The International Prospective Registry data reported a median time interval of 14.1 months between the first symptoms and CTEPH diagnosis.[20] However, early detection of CTEPH has a paramount importance on survival rates.[8,28] Furthermore, an accurate diagnosis requires multimodality imaging.[21,50]

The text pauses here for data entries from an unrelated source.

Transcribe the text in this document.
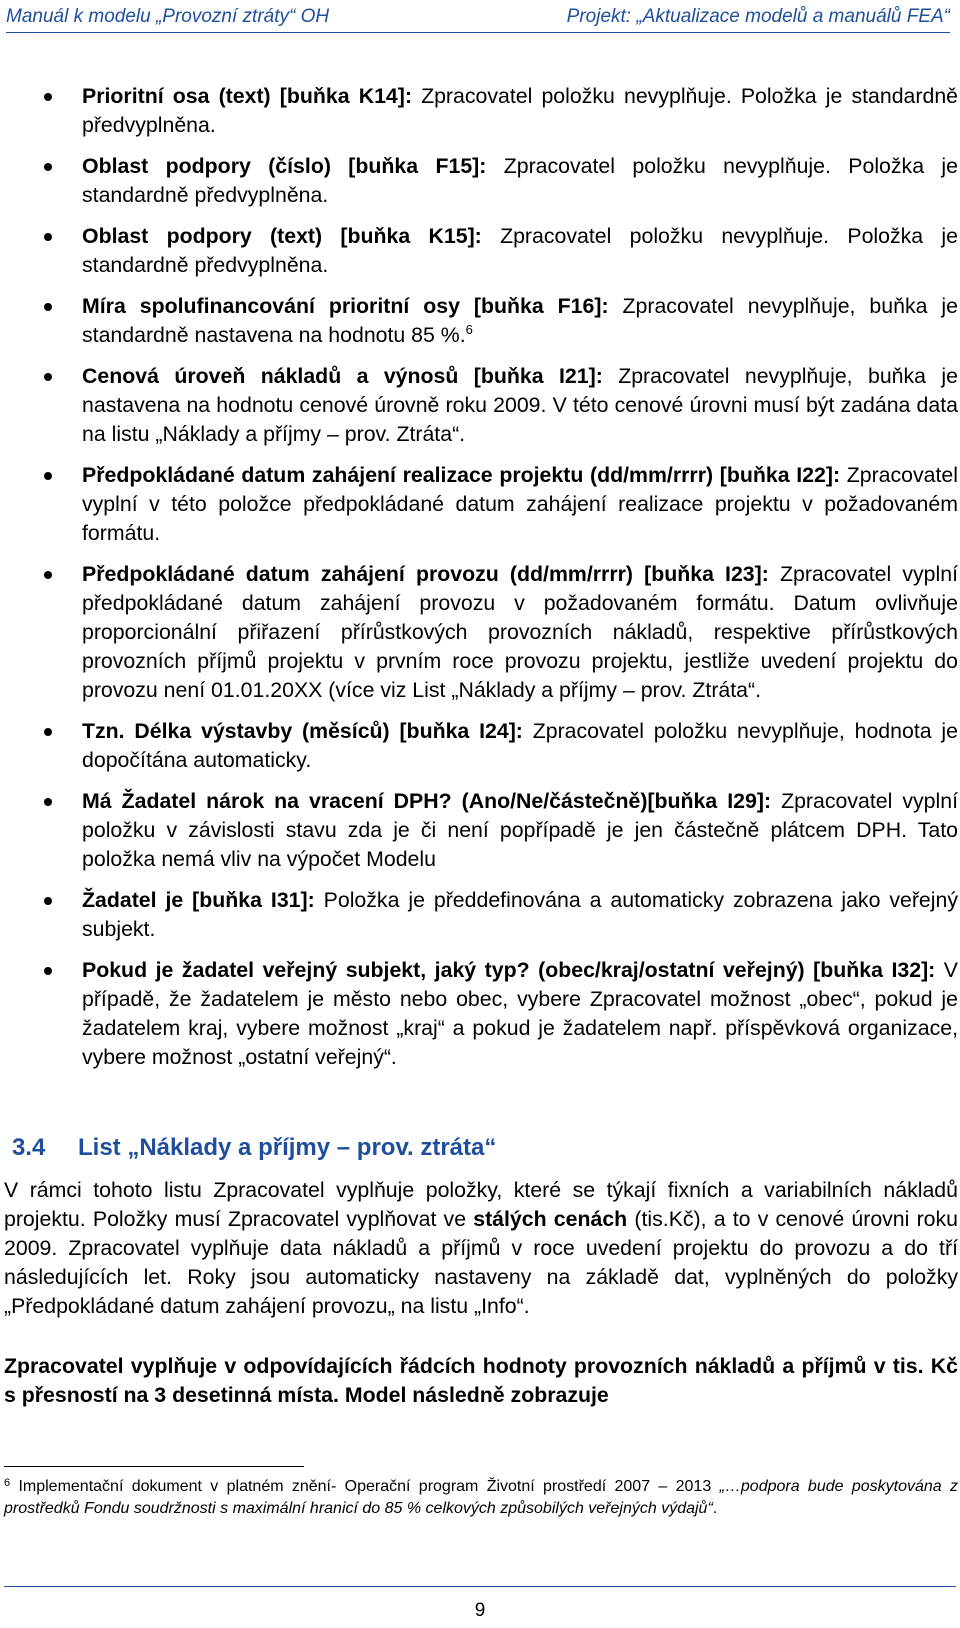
Manuál k modelu „Provozní ztráty“ OH	Projekt: „Aktualizace modelů a manuálů FEA“
Prioritní osa (text) [buňka K14]: Zpracovatel položku nevyplňuje. Položka je standardně předvyplněna.
Oblast podpory (číslo) [buňka F15]: Zpracovatel položku nevyplňuje. Položka je standardně předvyplněna.
Oblast podpory (text) [buňka K15]: Zpracovatel položku nevyplňuje. Položka je standardně předvyplněna.
Míra spolufinancování prioritní osy [buňka F16]: Zpracovatel nevyplňuje, buňka je standardně nastavena na hodnotu 85 %.$^6$
Cenová úroveň nákladů a výnosů [buňka I21]: Zpracovatel nevyplňuje, buňka je nastavena na hodnotu cenové úrovně roku 2009. V této cenové úrovni musí být zadána data na listu „Náklady a příjmy – prov. Ztráta“.
Předpokládané datum zahájení realizace projektu (dd/mm/rrrr) [buňka I22]: Zpracovatel vyplní v této položce předpokládané datum zahájení realizace projektu v požadovaném formátu.
Předpokládané datum zahájení provozu (dd/mm/rrrr) [buňka I23]: Zpracovatel vyplní předpokládané datum zahájení provozu v požadovaném formátu. Datum ovlivňuje proporcionální přiřazení přírůstkových provozních nákladů, respektive přírůstkových provozních příjmů projektu v prvním roce provozu projektu, jestliže uvedení projektu do provozu není 01.01.20XX (více viz List „Náklady a příjmy – prov. Ztráta“.
Tzn. Délka výstavby (měsíců) [buňka I24]: Zpracovatel položku nevyplňuje, hodnota je dopočítána automaticky.
Má Žadatel nárok na vracení DPH? (Ano/Ne/částečně)[buňka I29]: Zpracovatel vyplní položku v závislosti stavu zda je či není popřípadě je jen částečně plátcem DPH. Tato položka nemá vliv na výpočet Modelu
Žadatel je [buňka I31]: Položka je předdefinována a automaticky zobrazena jako veřejný subjekt.
Pokud je žadatel veřejný subjekt, jaký typ? (obec/kraj/ostatní veřejný) [buňka I32]: V případě, že žadatelem je město nebo obec, vybere Zpracovatel možnost „obec“, pokud je žadatelem kraj, vybere možnost „kraj“ a pokud je žadatelem např. příspěvková organizace, vybere možnost „ostatní veřejný“.
3.4 List „Náklady a příjmy – prov. ztráta“
V rámci tohoto listu Zpracovatel vyplňuje položky, které se týkají fixních a variabilních nákladů projektu. Položky musí Zpracovatel vyplňovat ve stálých cenách (tis.Kč), a to v cenové úrovni roku 2009. Zpracovatel vyplňuje data nákladů a příjmů v roce uvedení projektu do provozu a do tří následujících let. Roky jsou automaticky nastaveny na základě dat, vyplněných do položky „Předpokládané datum zahájení provozu„ na listu „Info“.
Zpracovatel vyplňuje v odpovídajících řádcích hodnoty provozních nákladů a příjmů v tis. Kč s přesností na 3 desetinná místa. Model následně zobrazuje
$^6$ Implementační dokument v platném znění- Operační program Životní prostředí 2007 – 2013 „…podpora bude poskytována z prostředků Fondu soudržnosti s maximální hranicí do 85 % celkových způsobilých veřejných výdajů“.
9
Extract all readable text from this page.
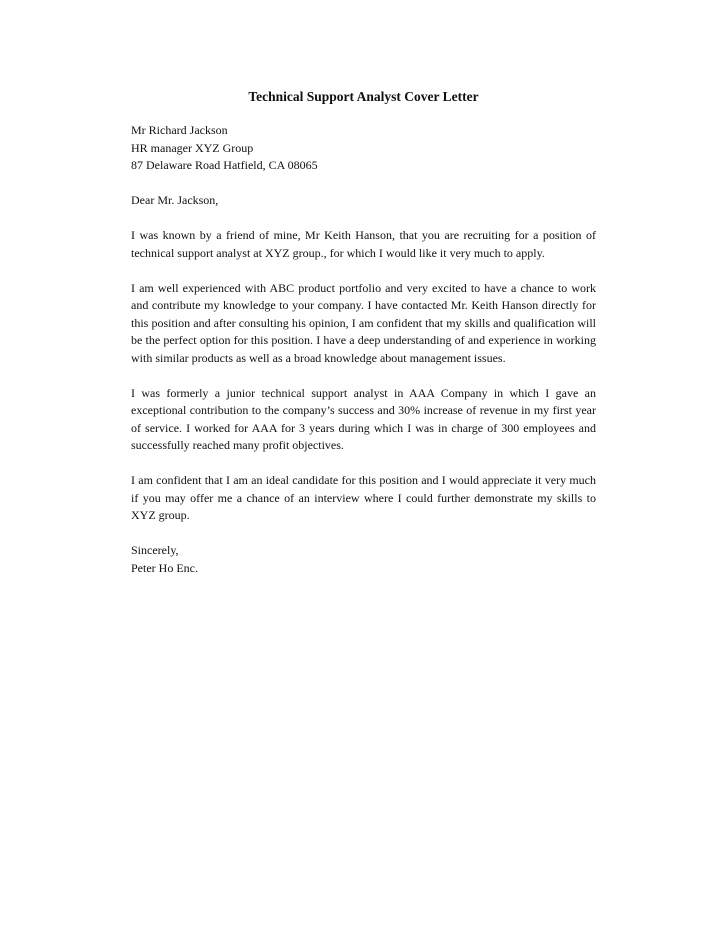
Technical Support Analyst Cover Letter
Mr Richard Jackson
HR manager XYZ Group
87 Delaware Road Hatfield, CA 08065

Dear Mr. Jackson,

I was known by a friend of mine, Mr Keith Hanson, that you are recruiting for a position of technical support analyst at XYZ group., for which I would like it very much to apply.

I am well experienced with ABC product portfolio and very excited to have a chance to work and contribute my knowledge to your company. I have contacted Mr. Keith Hanson directly for this position and after consulting his opinion, I am confident that my skills and qualification will be the perfect option for this position. I have a deep understanding of and experience in working with similar products as well as a broad knowledge about management issues.

I was formerly a junior technical support analyst in AAA Company in which I gave an exceptional contribution to the company’s success and 30% increase of revenue in my first year of service. I worked for AAA for 3 years during which I was in charge of 300 employees and successfully reached many profit objectives.

I am confident that I am an ideal candidate for this position and I would appreciate it very much if you may offer me a chance of an interview where I could further demonstrate my skills to XYZ group.

Sincerely,
Peter Ho Enc.
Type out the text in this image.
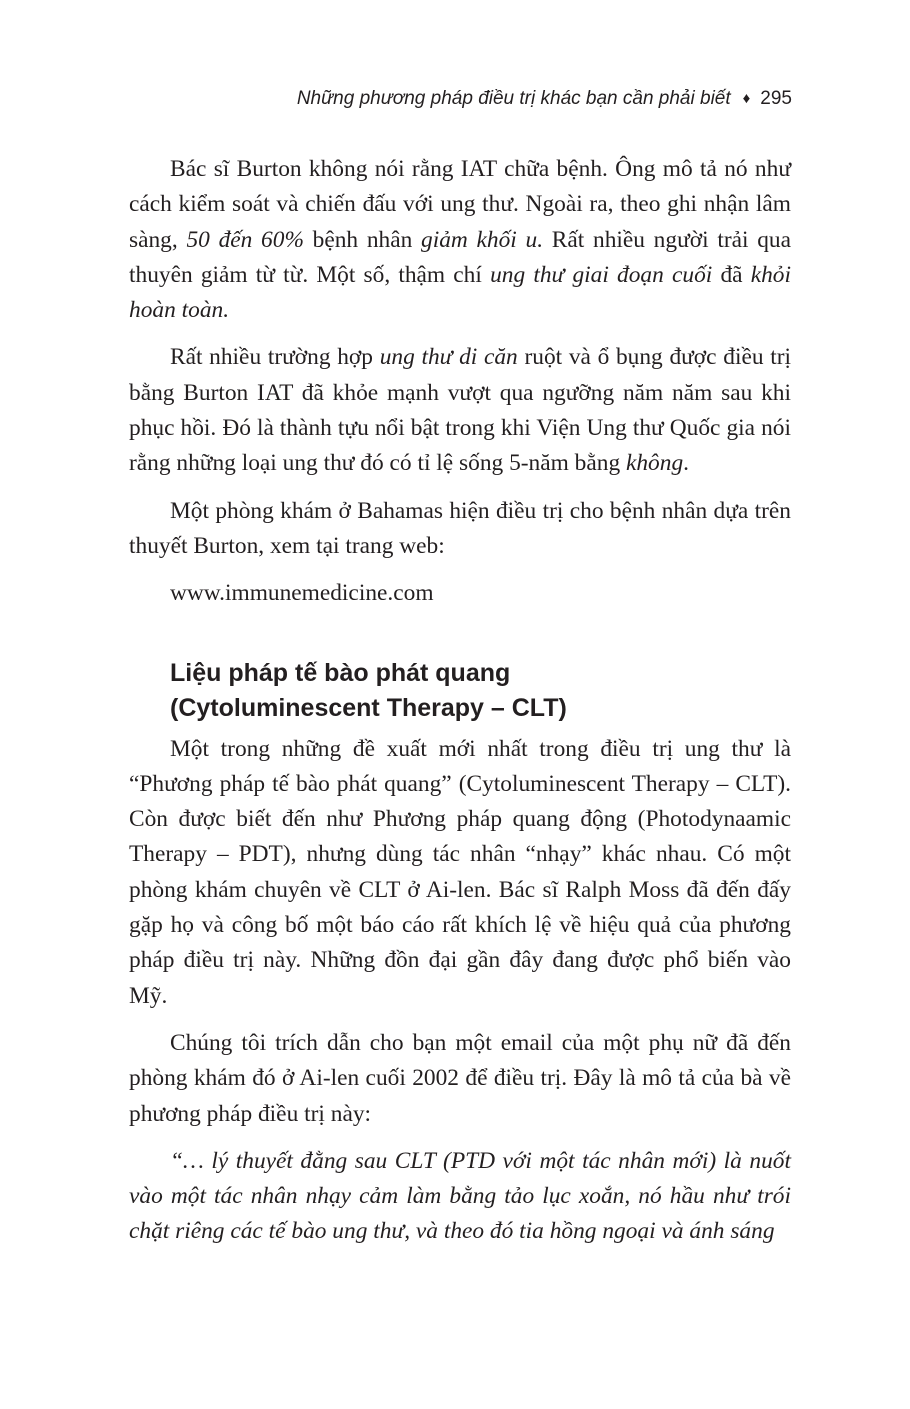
Những phương pháp điều trị khác bạn cần phải biết ♦ 295

Bác sĩ Burton không nói rằng IAT chữa bệnh. Ông mô tả nó như cách kiểm soát và chiến đấu với ung thư. Ngoài ra, theo ghi nhận lâm sàng, 50 đến 60% bệnh nhân giảm khối u. Rất nhiều người trải qua thuyên giảm từ từ. Một số, thậm chí ung thư giai đoạn cuối đã khỏi hoàn toàn.

Rất nhiều trường hợp ung thư di căn ruột và ổ bụng được điều trị bằng Burton IAT đã khỏe mạnh vượt qua ngưỡng năm năm sau khi phục hồi. Đó là thành tựu nổi bật trong khi Viện Ung thư Quốc gia nói rằng những loại ung thư đó có tỉ lệ sống 5-năm bằng không.

Một phòng khám ở Bahamas hiện điều trị cho bệnh nhân dựa trên thuyết Burton, xem tại trang web:

www.immunemedicine.com

Liệu pháp tế bào phát quang
(Cytoluminescent Therapy – CLT)

Một trong những đề xuất mới nhất trong điều trị ung thư là “Phương pháp tế bào phát quang” (Cytoluminescent Therapy – CLT). Còn được biết đến như Phương pháp quang động (Photodynaamic Therapy – PDT), nhưng dùng tác nhân “nhạy” khác nhau. Có một phòng khám chuyên về CLT ở Ai-len. Bác sĩ Ralph Moss đã đến đấy gặp họ và công bố một báo cáo rất khích lệ về hiệu quả của phương pháp điều trị này. Những đồn đại gần đây đang được phổ biến vào Mỹ.

Chúng tôi trích dẫn cho bạn một email của một phụ nữ đã đến phòng khám đó ở Ai-len cuối 2002 để điều trị. Đây là mô tả của bà về phương pháp điều trị này:

“… lý thuyết đằng sau CLT (PTD với một tác nhân mới) là nuốt vào một tác nhân nhạy cảm làm bằng tảo lục xoắn, nó hầu như trói chặt riêng các tế bào ung thư, và theo đó tia hồng ngoại và ánh sáng
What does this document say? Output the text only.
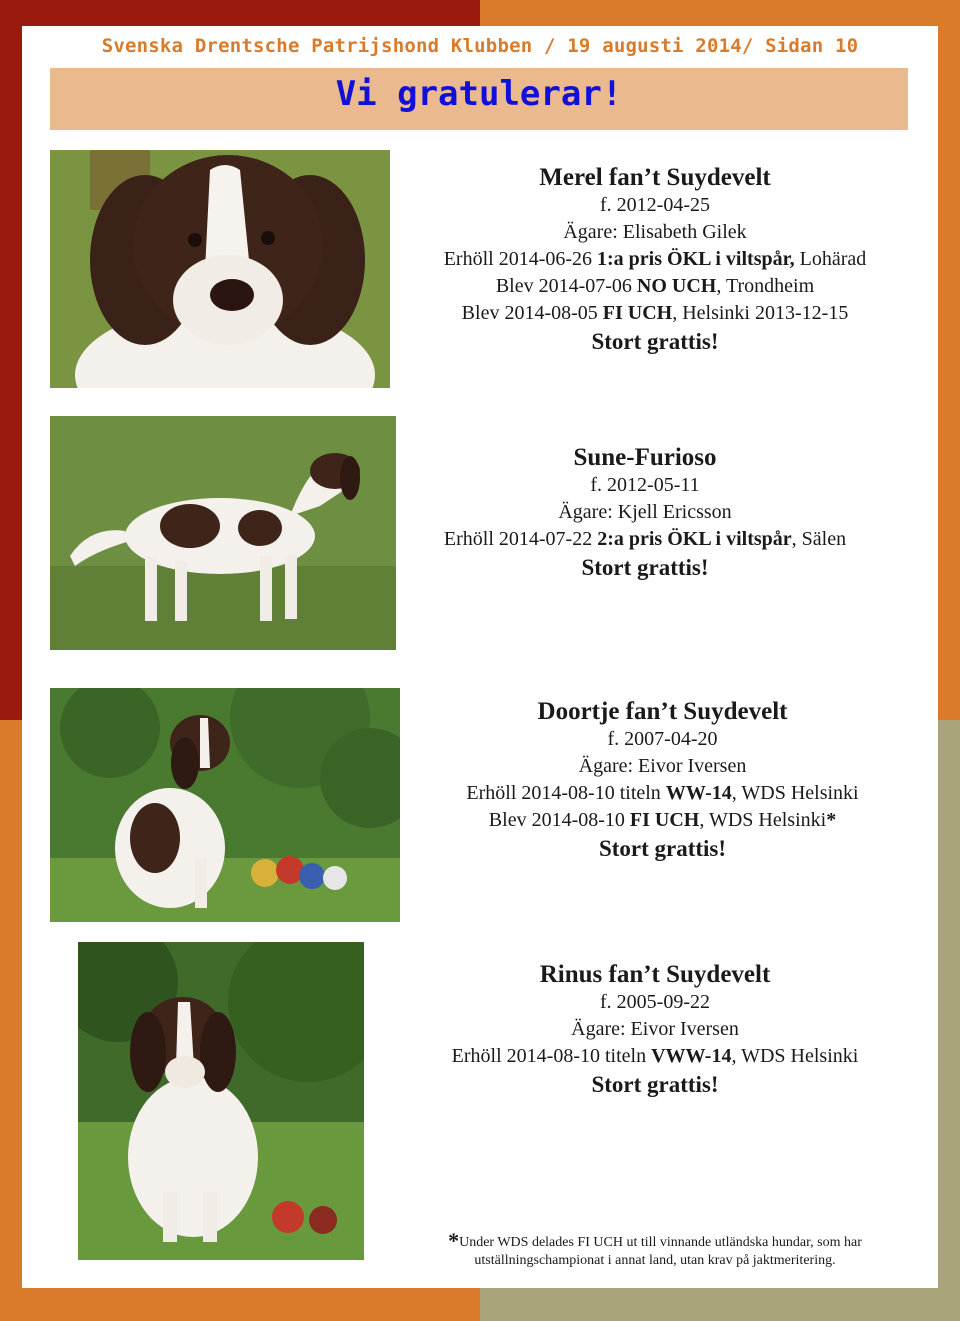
Svenska Drentsche Patrijshond Klubben / 19 augusti 2014/ Sidan 10
Vi gratulerar!
Merel fan’t Suydevelt
f. 2012-04-25
Ägare: Elisabeth Gilek
Erhöll 2014-06-26 1:a pris ÖKL i viltspår, Lohärad
Blev 2014-07-06 NO UCH, Trondheim
Blev 2014-08-05 FI UCH, Helsinki 2013-12-15
Stort grattis!
Sune-Furioso
f. 2012-05-11
Ägare: Kjell Ericsson
Erhöll 2014-07-22 2:a pris ÖKL i viltspår, Sälen
Stort grattis!
Doortje fan’t Suydevelt
f. 2007-04-20
Ägare: Eivor Iversen
Erhöll 2014-08-10 titeln WW-14, WDS Helsinki
Blev 2014-08-10 FI UCH, WDS Helsinki*
Stort grattis!
Rinus fan’t Suydevelt
f. 2005-09-22
Ägare: Eivor Iversen
Erhöll 2014-08-10 titeln VWW-14, WDS Helsinki
Stort grattis!
*Under WDS delades FI UCH ut till vinnande utländska hundar, som har
utställningschampionat i annat land, utan krav på jaktmeritering.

Chest radiography and pulmonary function tests may help in excluding possible airway or parenchymal lung diseases.[7] Right ventricular enlargement, a prominent pulmonary trunk, and hilar pulmonary arteries can be detected on chest X-ray.
Electrocardiographic (ECG) findings may show RV strain and hypertrophy, including P-pulmonale, right bundle branch block, T-wave abnormalities, and rightaxis deviation.[1,51,52]
Elevated brain natriuretic peptide (BNP) and N-terminal prob-type natriuretic peptide (NT-proBNP) correlate with the severity of RV dysfunction and hemodynamic outcome.[53] A simple, non-invasive diagnostic model was developed by Klok et al.[52] based on ECG assessment and NT-proBNP measurements with a sensitivity of 94% (95% confidence interval [CI]: 86-98%) and a specificity of 65% (95% CI: 56-72%).
ECHOCARDIOGRAPHY
The current guidelines recommend
echocardiography as the first-line non-invasive
screening tool to detect PH and RV dysfunction.[1,2,16]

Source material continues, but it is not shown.